Every year, it's one of the meeting's biggest attractions; many people buy day passes just to get into the Expo. This year, more than 350 exhibitors are hawking everything your museum could possibly need, from traveling exhibitions, framing and art handling to audio tours, book printers, liability insurance--even fossils, and who doesn't need those? You wander around and grab the freebies designed to lure you in: pens, chocolates, raffle entries, little reading lights attached to clips. Even if your museum doesn't need heated windows that eliminate condensation or an interactive exhibit that measures brain activity, you can spend some pleasurable time finding out what's out there and filing it away for future reference.
As an AAM staffer, I shouldn't use a word like "favorite," but my favorite booth, not only of the Expo but of all time, sells inversion massage therapy chairs. Oh . . . my . . . GOSH, are those things great. They look like Barcaloungers, but Barcaloungers with a difference. A salesguy asked if I wanted to try one of the three on display. "Watch out; you might never get up," said an attendee who was already splayed out in one.
I sat. The salesguy hit a button. The chair began to hum, to vibrate, to recline. Your body parts fit into depressions shaped like legs, buttocks, back, neck, head. I was happy enough with the humming, but then the massage truly started. Starting at your ankles and working its way north, the blessed contraption starts squeezing and releasing, massaging its way up along your legs and hindquarters, giving a sensation like a baker's rolling pin up your lower and upper back. ("The lumbar region and neck are the two main problem areas," explained the salesguy; "Whatever," I would have said if I'd been still capable of forming words.) The squeezing-releasing concludes at your neck, then the whole process repeats itself downward in reverse.

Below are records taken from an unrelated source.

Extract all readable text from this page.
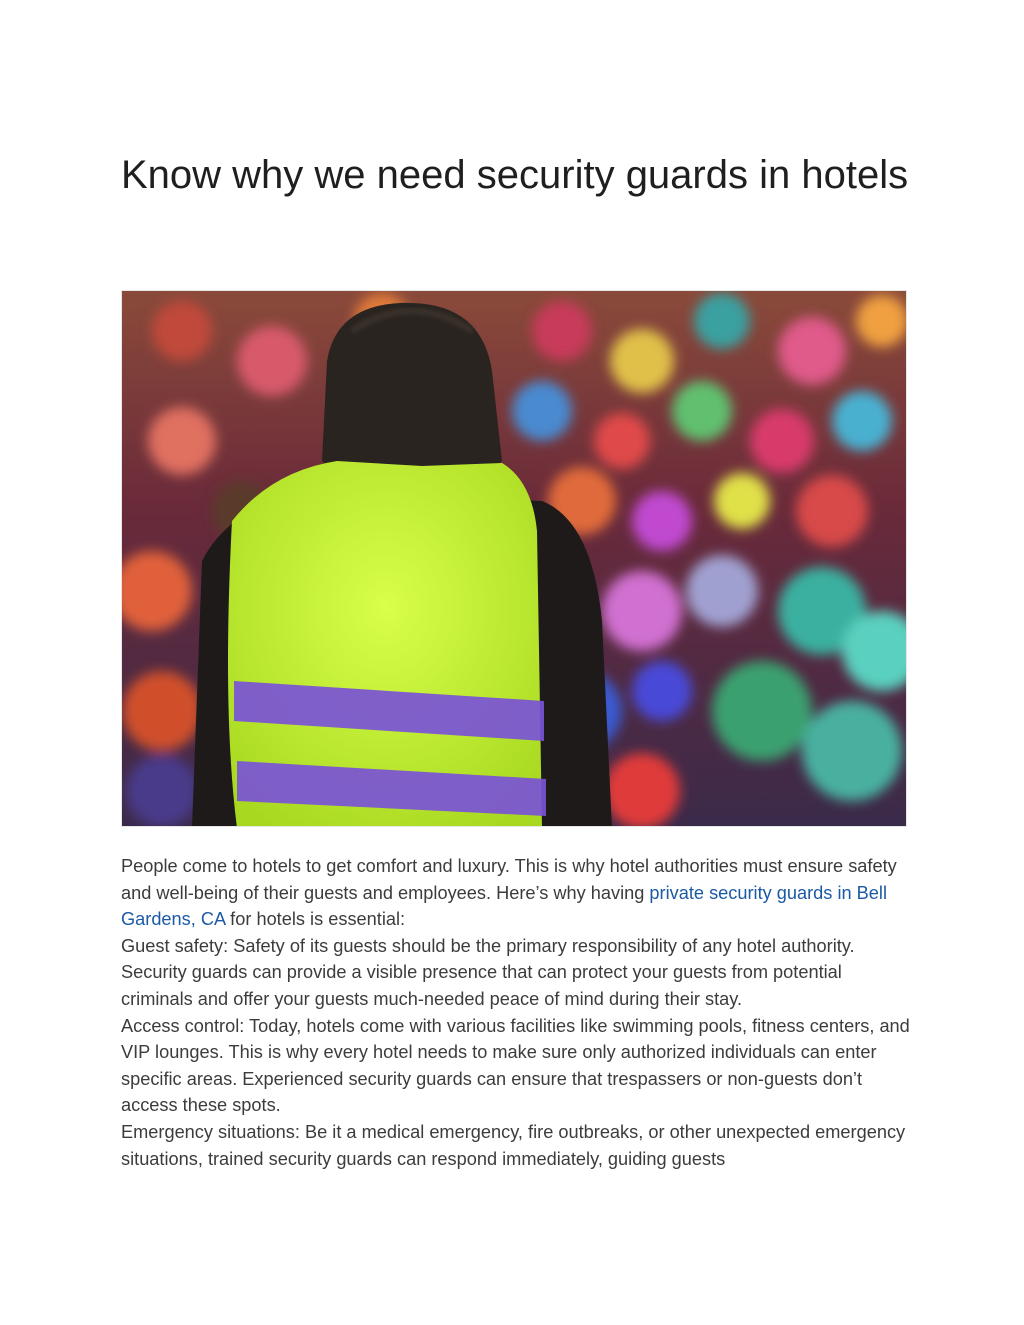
Know why we need security guards in hotels

People come to hotels to get comfort and luxury. This is why hotel authorities must ensure safety and well-being of their guests and employees. Here’s why having private security guards in Bell Gardens, CA for hotels is essential:

Guest safety: Safety of its guests should be the primary responsibility of any hotel authority. Security guards can provide a visible presence that can protect your guests from potential criminals and offer your guests much-needed peace of mind during their stay.

Access control: Today, hotels come with various facilities like swimming pools, fitness centers, and VIP lounges. This is why every hotel needs to make sure only authorized individuals can enter specific areas. Experienced security guards can ensure that trespassers or non-guests don’t access these spots.

Emergency situations: Be it a medical emergency, fire outbreaks, or other unexpected emergency situations, trained security guards can respond immediately, guiding guests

I took a brochure, even though they're $6,000. Well, $4,295 if ordered at the Expo, and the floor models will be discounted further after the meeting for locals who don't need delivery. Still too rich for my blood; it's mainly chiropractors and such who buy them. But someday. This I vow.

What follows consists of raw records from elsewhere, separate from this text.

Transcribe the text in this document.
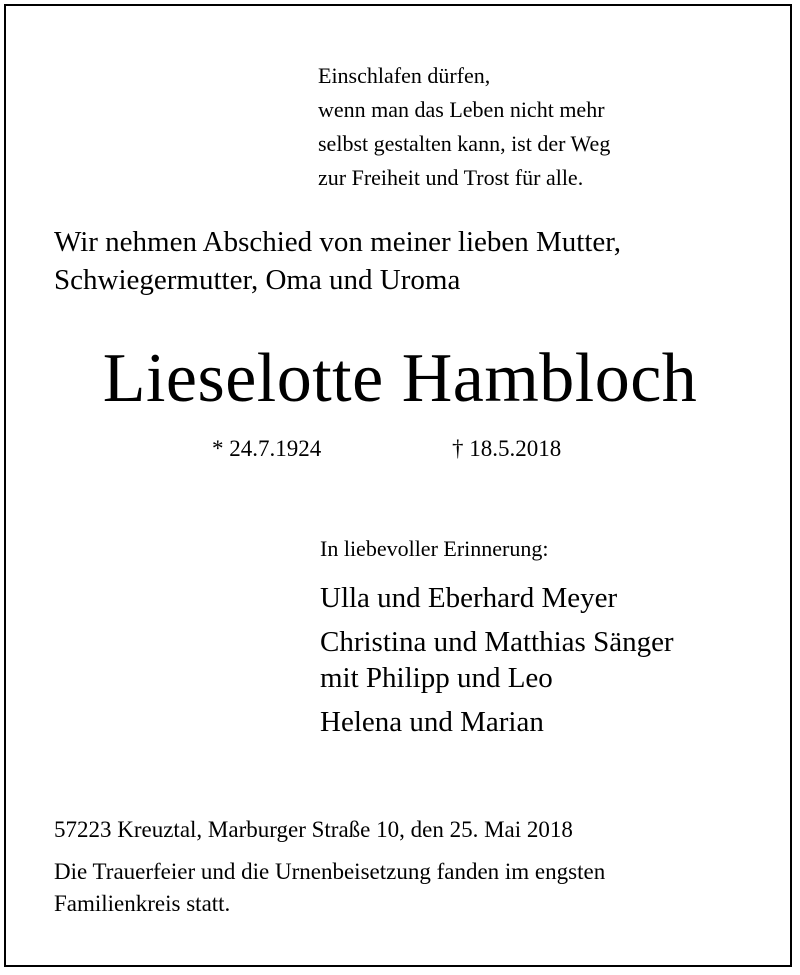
Einschlafen dürfen,
wenn man das Leben nicht mehr
selbst gestalten kann, ist der Weg
zur Freiheit und Trost für alle.
Wir nehmen Abschied von meiner lieben Mutter,
Schwiegermutter, Oma und Uroma
Lieselotte Hambloch
* 24.7.1924	† 18.5.2018
In liebevoller Erinnerung:
Ulla und Eberhard Meyer
Christina und Matthias Sänger
mit Philipp und Leo
Helena und Marian
57223 Kreuztal, Marburger Straße 10, den 25. Mai 2018
Die Trauerfeier und die Urnenbeisetzung fanden im engsten
Familienkreis statt.
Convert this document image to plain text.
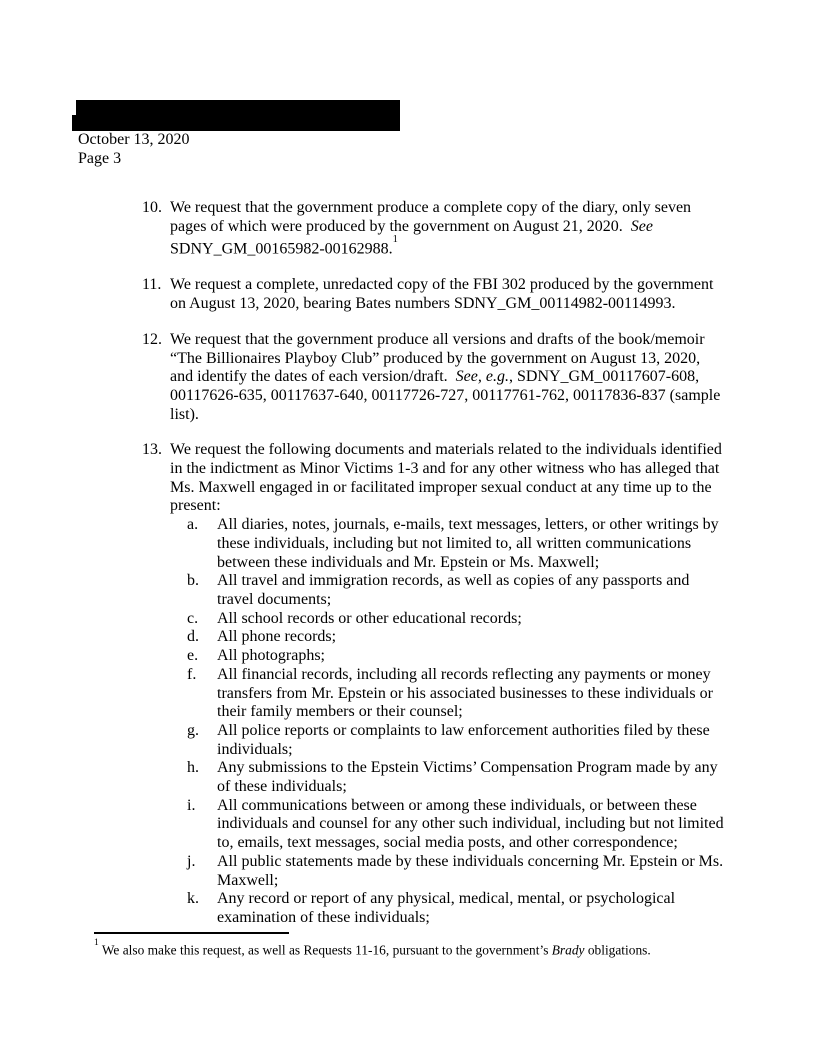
October 13, 2020
Page 3
10. We request that the government produce a complete copy of the diary, only seven pages of which were produced by the government on August 21, 2020.  See SDNY_GM_00165982-00162988.$^1$
11. We request a complete, unredacted copy of the FBI 302 produced by the government on August 13, 2020, bearing Bates numbers SDNY_GM_00114982-00114993.
12. We request that the government produce all versions and drafts of the book/memoir “The Billionaires Playboy Club” produced by the government on August 13, 2020, and identify the dates of each version/draft.  See, e.g., SDNY_GM_00117607-608, 00117626-635, 00117637-640, 00117726-727, 00117761-762, 00117836-837 (sample list).
13. We request the following documents and materials related to the individuals identified in the indictment as Minor Victims 1-3 and for any other witness who has alleged that Ms. Maxwell engaged in or facilitated improper sexual conduct at any time up to the present:
a. All diaries, notes, journals, e-mails, text messages, letters, or other writings by these individuals, including but not limited to, all written communications between these individuals and Mr. Epstein or Ms. Maxwell;
b. All travel and immigration records, as well as copies of any passports and travel documents;
c. All school records or other educational records;
d. All phone records;
e. All photographs;
f. All financial records, including all records reflecting any payments or money transfers from Mr. Epstein or his associated businesses to these individuals or their family members or their counsel;
g. All police reports or complaints to law enforcement authorities filed by these individuals;
h. Any submissions to the Epstein Victims’ Compensation Program made by any of these individuals;
i. All communications between or among these individuals, or between these individuals and counsel for any other such individual, including but not limited to, emails, text messages, social media posts, and other correspondence;
j. All public statements made by these individuals concerning Mr. Epstein or Ms. Maxwell;
k. Any record or report of any physical, medical, mental, or psychological examination of these individuals;
$^1$ We also make this request, as well as Requests 11-16, pursuant to the government’s Brady obligations.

But oh, yeah, the Expo. It's the nerve center of the meeting, bringing together much of what you need into one spot. In addition to the booths, there are, for example, e-mail centers, a cafe and a museum store featuring goods from local museums. And just before you enter the hall, there's the AAM Bookstore, an exhibition of winning entries in AAM's annual Museum Publications Design Competition and booths for registration, information and the press. There are also lots of places for informal chatting. Check it out; when I was there, there wasn't even a line for the massage chairs.